A California-based startup called Brimstone Energy has patented a new process that reduces the emissions in the manufacture of Portland cement to zero. Used with renewable energy, the process is actually carbon negative, meaning that cement could go from being a climate problem to a solution.
“You start with a rock called limestone, and limestone is solidified CO2, basically,” says Cody Finke, cofounder and CEO of Brimstone, whose financial backers include Bill Gates’ Breakthrough Energy Ventures. When limestone, or calcium carbonate, is heated up to high temperatures, it creates lime, an ingredient in cement. But a huge amount of CO2 is released at the same time.
Brimstone instead uses another type of rock, calcium silicate, which doesn’t produce CO2 when it’s heated to make lime. The by-product it does create is silica, a supplementary cementitious material (SCM) that can be used to replace fly ash, the other SCM waste product from coal-fired power plants that’s typically used as an admixture.
“Adding fly ash to the mix was conceived around peak coal, to match the energy system,” Finke says. With coal plants disappearing, the material is less available, and it’s one more source of emissions in the standard product (though carbon accounting usually doesn’t include fly ash in its calculation of the total footprint of cement).

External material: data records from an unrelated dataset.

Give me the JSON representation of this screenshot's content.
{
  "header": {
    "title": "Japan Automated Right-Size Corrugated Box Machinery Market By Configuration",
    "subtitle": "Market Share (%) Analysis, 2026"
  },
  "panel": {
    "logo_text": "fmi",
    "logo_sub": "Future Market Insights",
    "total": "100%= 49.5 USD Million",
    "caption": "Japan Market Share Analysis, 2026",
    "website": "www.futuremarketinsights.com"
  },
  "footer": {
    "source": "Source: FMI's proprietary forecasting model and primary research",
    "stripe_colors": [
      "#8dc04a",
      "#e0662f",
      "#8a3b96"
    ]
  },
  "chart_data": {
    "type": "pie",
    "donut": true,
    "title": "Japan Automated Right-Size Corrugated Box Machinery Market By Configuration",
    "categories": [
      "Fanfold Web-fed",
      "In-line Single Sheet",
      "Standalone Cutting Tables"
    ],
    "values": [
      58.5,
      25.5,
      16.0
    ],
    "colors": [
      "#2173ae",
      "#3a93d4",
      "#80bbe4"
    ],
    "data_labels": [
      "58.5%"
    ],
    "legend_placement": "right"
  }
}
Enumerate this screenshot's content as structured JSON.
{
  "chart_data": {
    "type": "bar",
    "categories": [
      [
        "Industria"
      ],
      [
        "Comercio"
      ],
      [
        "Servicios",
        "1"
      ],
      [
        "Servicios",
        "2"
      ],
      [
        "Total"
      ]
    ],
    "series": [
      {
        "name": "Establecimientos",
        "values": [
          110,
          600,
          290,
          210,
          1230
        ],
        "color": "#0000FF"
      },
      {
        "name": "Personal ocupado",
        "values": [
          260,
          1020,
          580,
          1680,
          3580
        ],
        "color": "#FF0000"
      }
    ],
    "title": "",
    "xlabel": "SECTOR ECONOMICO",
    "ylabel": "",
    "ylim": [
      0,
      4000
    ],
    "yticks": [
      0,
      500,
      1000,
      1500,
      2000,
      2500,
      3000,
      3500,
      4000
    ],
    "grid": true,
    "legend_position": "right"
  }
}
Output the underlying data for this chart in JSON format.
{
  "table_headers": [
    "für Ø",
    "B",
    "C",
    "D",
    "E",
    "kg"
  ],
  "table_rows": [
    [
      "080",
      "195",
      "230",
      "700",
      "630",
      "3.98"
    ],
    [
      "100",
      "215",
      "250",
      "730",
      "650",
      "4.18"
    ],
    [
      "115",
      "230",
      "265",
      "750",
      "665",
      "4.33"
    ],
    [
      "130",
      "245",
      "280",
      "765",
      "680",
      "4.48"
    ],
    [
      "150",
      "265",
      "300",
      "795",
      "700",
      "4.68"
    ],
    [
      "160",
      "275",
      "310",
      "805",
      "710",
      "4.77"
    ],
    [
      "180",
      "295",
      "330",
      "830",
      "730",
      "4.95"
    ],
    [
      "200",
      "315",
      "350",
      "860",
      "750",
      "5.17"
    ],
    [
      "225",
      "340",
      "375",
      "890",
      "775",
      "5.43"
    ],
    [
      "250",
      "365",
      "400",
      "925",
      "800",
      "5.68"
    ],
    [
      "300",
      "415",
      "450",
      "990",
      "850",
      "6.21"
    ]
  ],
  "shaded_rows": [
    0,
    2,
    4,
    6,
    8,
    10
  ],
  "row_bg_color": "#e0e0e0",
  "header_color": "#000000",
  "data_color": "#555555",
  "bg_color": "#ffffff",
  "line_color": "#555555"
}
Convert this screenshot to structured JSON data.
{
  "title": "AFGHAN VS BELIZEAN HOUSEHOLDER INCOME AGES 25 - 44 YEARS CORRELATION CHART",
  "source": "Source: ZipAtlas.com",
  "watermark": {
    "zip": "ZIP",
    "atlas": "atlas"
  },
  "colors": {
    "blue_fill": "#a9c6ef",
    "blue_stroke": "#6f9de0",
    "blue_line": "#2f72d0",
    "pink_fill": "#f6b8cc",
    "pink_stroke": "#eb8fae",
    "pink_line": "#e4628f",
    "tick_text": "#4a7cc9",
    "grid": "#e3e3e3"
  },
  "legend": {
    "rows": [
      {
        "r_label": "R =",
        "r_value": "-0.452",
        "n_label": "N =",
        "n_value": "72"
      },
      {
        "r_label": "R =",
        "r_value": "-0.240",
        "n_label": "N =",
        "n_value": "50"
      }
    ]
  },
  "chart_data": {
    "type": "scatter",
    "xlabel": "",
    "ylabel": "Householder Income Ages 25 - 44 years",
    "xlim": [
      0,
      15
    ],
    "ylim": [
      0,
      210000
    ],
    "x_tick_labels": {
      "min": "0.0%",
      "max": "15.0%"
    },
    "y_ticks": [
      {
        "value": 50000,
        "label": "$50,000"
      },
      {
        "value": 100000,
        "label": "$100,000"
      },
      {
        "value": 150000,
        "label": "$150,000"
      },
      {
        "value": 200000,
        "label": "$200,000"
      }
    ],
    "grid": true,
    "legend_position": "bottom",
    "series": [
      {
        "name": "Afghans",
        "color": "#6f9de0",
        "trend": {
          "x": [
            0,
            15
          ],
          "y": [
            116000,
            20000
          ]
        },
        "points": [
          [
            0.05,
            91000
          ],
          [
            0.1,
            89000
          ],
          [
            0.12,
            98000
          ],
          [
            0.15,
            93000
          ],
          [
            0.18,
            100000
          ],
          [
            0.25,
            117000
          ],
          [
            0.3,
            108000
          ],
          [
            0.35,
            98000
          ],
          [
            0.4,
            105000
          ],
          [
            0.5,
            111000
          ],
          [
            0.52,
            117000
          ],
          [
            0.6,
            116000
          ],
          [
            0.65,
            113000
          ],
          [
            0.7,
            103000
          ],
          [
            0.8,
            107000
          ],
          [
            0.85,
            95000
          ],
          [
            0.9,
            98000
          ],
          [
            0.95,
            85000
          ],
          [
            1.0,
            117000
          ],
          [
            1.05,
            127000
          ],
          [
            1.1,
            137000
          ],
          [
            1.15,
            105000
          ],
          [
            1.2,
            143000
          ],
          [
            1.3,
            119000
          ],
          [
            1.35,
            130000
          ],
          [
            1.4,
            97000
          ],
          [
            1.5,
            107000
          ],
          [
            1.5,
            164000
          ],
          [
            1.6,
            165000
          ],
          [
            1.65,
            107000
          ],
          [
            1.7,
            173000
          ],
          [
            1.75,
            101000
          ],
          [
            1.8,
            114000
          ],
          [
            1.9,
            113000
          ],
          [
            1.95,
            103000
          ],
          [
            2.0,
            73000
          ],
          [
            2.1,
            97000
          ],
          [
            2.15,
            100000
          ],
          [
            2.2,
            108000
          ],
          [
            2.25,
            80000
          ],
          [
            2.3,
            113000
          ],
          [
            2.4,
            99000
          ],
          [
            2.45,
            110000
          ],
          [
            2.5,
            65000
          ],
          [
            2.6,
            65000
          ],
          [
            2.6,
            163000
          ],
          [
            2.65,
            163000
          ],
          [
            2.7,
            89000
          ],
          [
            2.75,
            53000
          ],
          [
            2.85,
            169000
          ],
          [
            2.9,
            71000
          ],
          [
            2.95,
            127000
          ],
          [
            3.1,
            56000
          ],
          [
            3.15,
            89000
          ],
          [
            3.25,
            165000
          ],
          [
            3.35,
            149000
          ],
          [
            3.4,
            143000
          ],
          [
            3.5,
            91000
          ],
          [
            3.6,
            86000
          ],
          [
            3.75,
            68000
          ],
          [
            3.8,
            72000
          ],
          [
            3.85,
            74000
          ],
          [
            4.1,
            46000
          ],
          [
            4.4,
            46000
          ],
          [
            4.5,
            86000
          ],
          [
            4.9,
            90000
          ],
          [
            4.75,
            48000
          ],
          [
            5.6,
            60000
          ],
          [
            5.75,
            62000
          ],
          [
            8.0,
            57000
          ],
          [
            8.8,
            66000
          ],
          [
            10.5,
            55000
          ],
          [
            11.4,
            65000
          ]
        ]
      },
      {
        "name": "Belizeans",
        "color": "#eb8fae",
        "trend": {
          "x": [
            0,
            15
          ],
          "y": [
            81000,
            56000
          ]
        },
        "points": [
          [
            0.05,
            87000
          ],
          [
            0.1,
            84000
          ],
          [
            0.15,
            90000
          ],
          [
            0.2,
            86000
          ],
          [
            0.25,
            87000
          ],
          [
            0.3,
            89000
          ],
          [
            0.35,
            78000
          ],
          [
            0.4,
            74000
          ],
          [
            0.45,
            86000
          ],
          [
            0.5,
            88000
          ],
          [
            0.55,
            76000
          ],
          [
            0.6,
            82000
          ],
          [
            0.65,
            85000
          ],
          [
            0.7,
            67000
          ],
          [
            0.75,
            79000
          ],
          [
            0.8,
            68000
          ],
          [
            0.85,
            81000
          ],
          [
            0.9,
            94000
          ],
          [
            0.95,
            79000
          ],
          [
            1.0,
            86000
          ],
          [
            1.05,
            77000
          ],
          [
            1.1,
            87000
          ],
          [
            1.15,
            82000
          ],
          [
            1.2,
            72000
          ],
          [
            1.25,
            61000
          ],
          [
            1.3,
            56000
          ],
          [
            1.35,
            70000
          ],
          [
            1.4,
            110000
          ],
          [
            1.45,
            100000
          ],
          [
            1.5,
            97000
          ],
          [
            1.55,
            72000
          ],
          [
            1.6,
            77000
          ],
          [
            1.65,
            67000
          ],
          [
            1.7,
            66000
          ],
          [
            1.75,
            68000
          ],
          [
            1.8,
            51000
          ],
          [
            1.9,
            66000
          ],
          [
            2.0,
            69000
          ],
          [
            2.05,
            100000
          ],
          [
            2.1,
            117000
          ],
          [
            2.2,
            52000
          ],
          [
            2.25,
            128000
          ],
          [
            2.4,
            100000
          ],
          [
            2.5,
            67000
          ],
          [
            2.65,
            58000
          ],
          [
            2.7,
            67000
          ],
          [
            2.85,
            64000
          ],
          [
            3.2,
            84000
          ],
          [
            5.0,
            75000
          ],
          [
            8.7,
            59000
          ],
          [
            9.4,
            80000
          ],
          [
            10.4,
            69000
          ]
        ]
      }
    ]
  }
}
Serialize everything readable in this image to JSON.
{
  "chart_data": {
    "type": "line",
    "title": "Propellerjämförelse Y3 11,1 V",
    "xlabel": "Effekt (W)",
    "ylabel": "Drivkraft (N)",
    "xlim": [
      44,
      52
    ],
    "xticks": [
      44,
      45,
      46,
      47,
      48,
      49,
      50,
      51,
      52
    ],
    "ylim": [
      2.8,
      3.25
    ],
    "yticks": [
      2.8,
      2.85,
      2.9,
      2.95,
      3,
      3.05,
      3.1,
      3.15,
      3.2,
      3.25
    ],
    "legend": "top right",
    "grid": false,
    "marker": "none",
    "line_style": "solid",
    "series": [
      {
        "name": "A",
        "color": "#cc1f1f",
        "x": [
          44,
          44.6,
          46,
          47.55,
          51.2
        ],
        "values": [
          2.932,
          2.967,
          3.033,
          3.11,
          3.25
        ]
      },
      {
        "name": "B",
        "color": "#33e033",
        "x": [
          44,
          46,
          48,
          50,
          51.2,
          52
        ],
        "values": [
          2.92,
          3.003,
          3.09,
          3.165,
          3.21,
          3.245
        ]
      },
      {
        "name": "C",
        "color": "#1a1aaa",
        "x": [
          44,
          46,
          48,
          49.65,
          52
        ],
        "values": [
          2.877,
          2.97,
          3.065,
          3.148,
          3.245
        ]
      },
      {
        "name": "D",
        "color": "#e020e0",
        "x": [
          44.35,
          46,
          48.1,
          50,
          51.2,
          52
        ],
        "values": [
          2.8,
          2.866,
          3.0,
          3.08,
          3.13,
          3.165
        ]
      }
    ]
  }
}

While our existing cement manufacturing companies and more than a handful of startups are working on making new types of cement that also shrink emissions, Brimstone wanted to focus on making Portland cement, the industry standard, which has a specific chemical composition. Finke says that engineers aren’t inclined to take risks on new materials, for obvious reasons. “You can either build your building out of the exact same material that every building on the planet is built, or you can build your building out of new material that no skyscraper has ever been built out of before,” he says. Because the risk is so huge if something were to go wrong, engineers want to keep choosing something that’s proven.
When Brimstone processes the calcium silicate, the startup will also end up with piles of magnesium, a rock that naturally absorbs CO2 from the air. “That means,” Finke says, “that even if the cement is made with fossil fuels for now, it will still be carbon neutral. If it’s made with renewable energy, it would be highly carbon negative.”
The company is designing its first pilot plant now, and will partner with existing cement and concrete manufacturers. When the product comes to market, it’s expected to cost the same as traditional Portland cement, or even less.
“That’s the only way it will get adoption quickly,” Finke says. “My theory of change is that things have never gone from less expensive to more expensive. They always go from more expensive to less expensive.”
So far, no news on their pilot plant construction has been reported in 2022. It’s yet to be seen if Brimstone Energy can mature from a conglomeration of theoretical research scientists into a practical cement technology entity that actually uses calcium silicate instead of calcium carbonate to produce Portland cement. But if they do, it would be a positive addition to the cement manufacturing industry, as the new chemistry holds great promise in reducing the carbon footprint of cement – and concrete.